When the first recall came out, I took it in, figuring that this was related to my problem...the mechanic said that the ecu had already been re-programmed...now I have received another notice...
I am pissed..does anyone have an idea re what might have happened? who to talk to?
Thanks for your patience, stevem
#13 of 711 Troubles with Prius
Jun 15, 2004 (6:38 pm)
I was considering buying a Prius, but not any more. Long waiting lists, dealers profiteering, and some really major mechanical problems as reported on this site. Not for me. My next car may well be a diesel, once we get decent fuel here in the USA.
#14 of 711 Re: Dead auxilliary battery after 800 miles [maxvok #5]
Jun 15, 2004 (11:03 pm)
--The following is a quote from Goss' Garage of Motorweek that I think you'll find on point...
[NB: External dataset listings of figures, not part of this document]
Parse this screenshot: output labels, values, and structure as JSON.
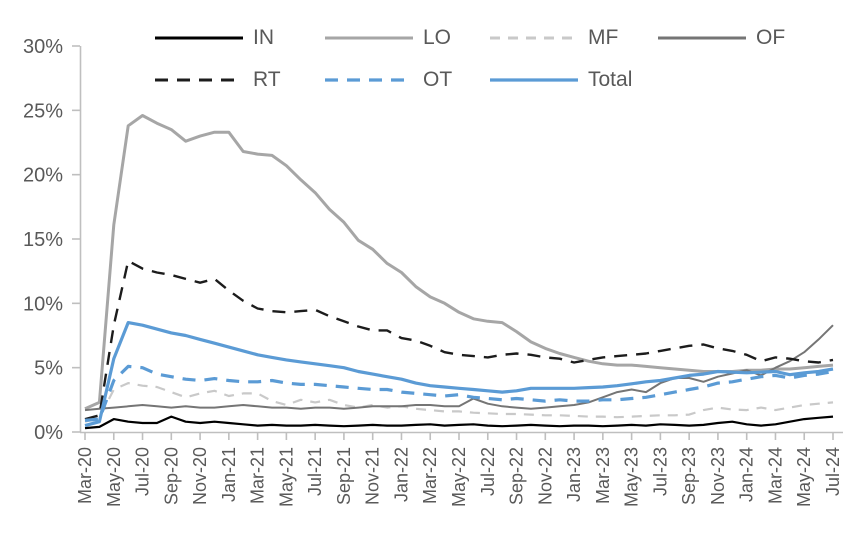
{
  "chart_data": {
    "type": "line",
    "title": "",
    "xlabel": "",
    "ylabel": "",
    "grid": false,
    "legend_position": "top",
    "legend_rows": [
      [
        "IN",
        "LO",
        "MF",
        "OF"
      ],
      [
        "RT",
        "OT",
        "Total"
      ]
    ],
    "ylim": [
      0,
      30
    ],
    "yticks": [
      0,
      5,
      10,
      15,
      20,
      25,
      30
    ],
    "ytick_suffix": "%",
    "points_per_label": 2,
    "x_tick_labels": [
      "Mar-20",
      "May-20",
      "Jul-20",
      "Sep-20",
      "Nov-20",
      "Jan-21",
      "Mar-21",
      "May-21",
      "Jul-21",
      "Sep-21",
      "Nov-21",
      "Jan-22",
      "Mar-22",
      "May-22",
      "Jul-22",
      "Sep-22",
      "Nov-22",
      "Jan-23",
      "Mar-23",
      "May-23",
      "Jul-23",
      "Sep-23",
      "Nov-23",
      "Jan-24",
      "Mar-24",
      "May-24",
      "Jul-24"
    ],
    "colors": {
      "axis": "#bfbfbf",
      "text": "#595959",
      "accent_blue": "#5b9bd5"
    },
    "series": [
      {
        "name": "IN",
        "color": "#000000",
        "dash": "",
        "width": 2.2,
        "values": [
          0.3,
          0.4,
          1.0,
          0.8,
          0.7,
          0.7,
          1.2,
          0.8,
          0.7,
          0.8,
          0.7,
          0.6,
          0.5,
          0.55,
          0.5,
          0.5,
          0.55,
          0.5,
          0.45,
          0.5,
          0.55,
          0.5,
          0.5,
          0.55,
          0.6,
          0.5,
          0.55,
          0.6,
          0.5,
          0.45,
          0.5,
          0.55,
          0.5,
          0.45,
          0.5,
          0.5,
          0.45,
          0.5,
          0.55,
          0.5,
          0.6,
          0.55,
          0.5,
          0.55,
          0.7,
          0.8,
          0.6,
          0.5,
          0.6,
          0.8,
          1.0,
          1.1,
          1.2
        ]
      },
      {
        "name": "LO",
        "color": "#a6a6a6",
        "dash": "",
        "width": 3,
        "values": [
          1.8,
          2.3,
          16.1,
          23.8,
          24.6,
          24.0,
          23.5,
          22.6,
          23.0,
          23.3,
          23.3,
          21.8,
          21.6,
          21.5,
          20.7,
          19.6,
          18.6,
          17.3,
          16.3,
          14.9,
          14.2,
          13.1,
          12.4,
          11.3,
          10.5,
          10.0,
          9.3,
          8.8,
          8.6,
          8.5,
          7.8,
          7.0,
          6.5,
          6.1,
          5.8,
          5.5,
          5.3,
          5.2,
          5.2,
          5.1,
          5.0,
          4.9,
          4.8,
          4.7,
          4.7,
          4.7,
          4.8,
          4.8,
          4.9,
          4.9,
          5.0,
          5.1,
          5.2
        ]
      },
      {
        "name": "MF",
        "color": "#c9c9c9",
        "dash": "10 8",
        "width": 2.2,
        "values": [
          0.8,
          1.1,
          3.3,
          3.8,
          3.6,
          3.5,
          3.1,
          2.7,
          3.0,
          3.2,
          2.8,
          3.0,
          3.0,
          2.4,
          2.1,
          2.5,
          2.3,
          2.5,
          2.1,
          1.9,
          2.1,
          1.9,
          2.0,
          1.8,
          1.7,
          1.6,
          1.6,
          1.5,
          1.45,
          1.4,
          1.4,
          1.35,
          1.3,
          1.3,
          1.25,
          1.2,
          1.2,
          1.15,
          1.2,
          1.25,
          1.3,
          1.3,
          1.35,
          1.7,
          1.9,
          1.75,
          1.7,
          1.9,
          1.7,
          1.9,
          2.1,
          2.2,
          2.3
        ]
      },
      {
        "name": "OF",
        "color": "#757575",
        "dash": "",
        "width": 2,
        "values": [
          1.7,
          1.8,
          1.9,
          2.0,
          2.1,
          2.0,
          1.9,
          2.0,
          1.9,
          1.9,
          2.0,
          2.1,
          2.0,
          1.9,
          1.9,
          1.8,
          1.9,
          1.9,
          1.8,
          1.9,
          2.0,
          2.0,
          2.0,
          2.1,
          2.1,
          2.0,
          2.0,
          2.6,
          2.2,
          2.0,
          1.9,
          1.8,
          1.9,
          2.0,
          2.1,
          2.3,
          2.7,
          3.1,
          3.3,
          3.1,
          3.8,
          4.2,
          4.2,
          3.9,
          4.3,
          4.55,
          4.8,
          4.4,
          5.0,
          5.5,
          6.2,
          7.2,
          8.3
        ]
      },
      {
        "name": "RT",
        "color": "#1c1c1c",
        "dash": "13 9",
        "width": 2.4,
        "values": [
          1.0,
          1.3,
          8.3,
          13.3,
          12.7,
          12.4,
          12.2,
          11.9,
          11.6,
          11.9,
          11.0,
          10.2,
          9.6,
          9.4,
          9.3,
          9.4,
          9.5,
          9.0,
          8.6,
          8.2,
          7.9,
          7.9,
          7.3,
          7.1,
          6.7,
          6.2,
          6.0,
          5.9,
          5.8,
          6.0,
          6.1,
          6.0,
          5.8,
          5.7,
          5.4,
          5.6,
          5.8,
          5.9,
          6.0,
          6.1,
          6.3,
          6.5,
          6.7,
          6.8,
          6.5,
          6.3,
          6.0,
          5.5,
          5.8,
          5.7,
          5.5,
          5.4,
          5.6
        ]
      },
      {
        "name": "OT",
        "color": "#5b9bd5",
        "dash": "13 9",
        "width": 3.2,
        "values": [
          0.9,
          1.0,
          4.0,
          5.1,
          5.0,
          4.5,
          4.3,
          4.1,
          4.0,
          4.15,
          4.0,
          3.9,
          3.9,
          4.0,
          3.8,
          3.7,
          3.7,
          3.6,
          3.5,
          3.4,
          3.3,
          3.3,
          3.1,
          3.0,
          2.9,
          2.8,
          2.9,
          2.7,
          2.6,
          2.5,
          2.6,
          2.5,
          2.4,
          2.5,
          2.4,
          2.4,
          2.5,
          2.5,
          2.6,
          2.7,
          2.9,
          3.1,
          3.3,
          3.5,
          3.8,
          3.9,
          4.1,
          4.3,
          4.4,
          4.2,
          4.4,
          4.5,
          4.7
        ]
      },
      {
        "name": "Total",
        "color": "#5b9bd5",
        "dash": "",
        "width": 3.2,
        "values": [
          0.5,
          0.8,
          5.7,
          8.5,
          8.3,
          8.0,
          7.7,
          7.5,
          7.2,
          6.9,
          6.6,
          6.3,
          6.0,
          5.8,
          5.6,
          5.45,
          5.3,
          5.15,
          5.0,
          4.7,
          4.5,
          4.3,
          4.1,
          3.8,
          3.6,
          3.5,
          3.4,
          3.3,
          3.2,
          3.1,
          3.2,
          3.4,
          3.4,
          3.4,
          3.4,
          3.45,
          3.5,
          3.6,
          3.75,
          3.9,
          4.0,
          4.2,
          4.4,
          4.5,
          4.7,
          4.65,
          4.6,
          4.65,
          4.7,
          4.45,
          4.6,
          4.7,
          4.9
        ]
      }
    ]
  }
}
...you still have to keep the battery fully charged, and heres where people make a huge mistake. They kill their batteries through overcharging by using a battery charger. No matter how small the battery charger, it can destroy the battery through overcharging. --Pat Goss, Motorweek
...for more helpful hints on battery care (including unhooking the battery) go to Goss' Garage. He's talking about vehicles like snowmobiles, boats, etc., that sit in storage for long periods of time (2-3 weeks does not qualify as a long storage time), but still it may be useful.
Jun 17, 2004 (11:51 am)
I was considering buying a Prius, but not any more. Long waiting lists, dealers profiteering, and some really major mechanical problems as reported on this site. Not for me.
My next car may well be a diesel, once we get decent fuel here in the USA.
That will be 2006.
By that time, hopefully you will have a much wider choice than the 4 unreliable VWs (Golf, JEtta, beetle and Passat) diesels offered here, and the amazing Mercedes 320 CDI (if you have the $50,000 they charge for it, and if you DO the many miles a year it takes to justify a Diesel).
#16 of 711 Glaring by its absence in this forum
Jun 17, 2004 (11:56 am)
Is the issue of many Prius and other Hybrod owners complaining, and even thinking of SUING,
TOyota and Honda for their EPA MPG claims, that are utterly unrealistic.
Instead of 60 and 68 mpg, owners routinely get at best 40 and 50.
the EPA test favors the Hybrids.
It is NOT a reallife measurement of your hybrid's mpg, but a lab test, whose numbers are arbitrarily adjusted, to add insult to injury.
It is high time that EPA adopts a thorough and accurate ROAD TEST to provide MPG numbers.
Maybe it can Copy EUROPEAN Regulations, that require FOUR Numbers
1. City Driving
2. COuntry Road driving (usually gets the best MOG by far, at a constant 90 kmph)
3. Highway driving at 120 kmph (75 or so miles), a far more realistic number than the EPA's cooked Highway mileage assuming 55 mph!
4. A COMBINED MPG based on the 3 above at different percentages, typical of average usage.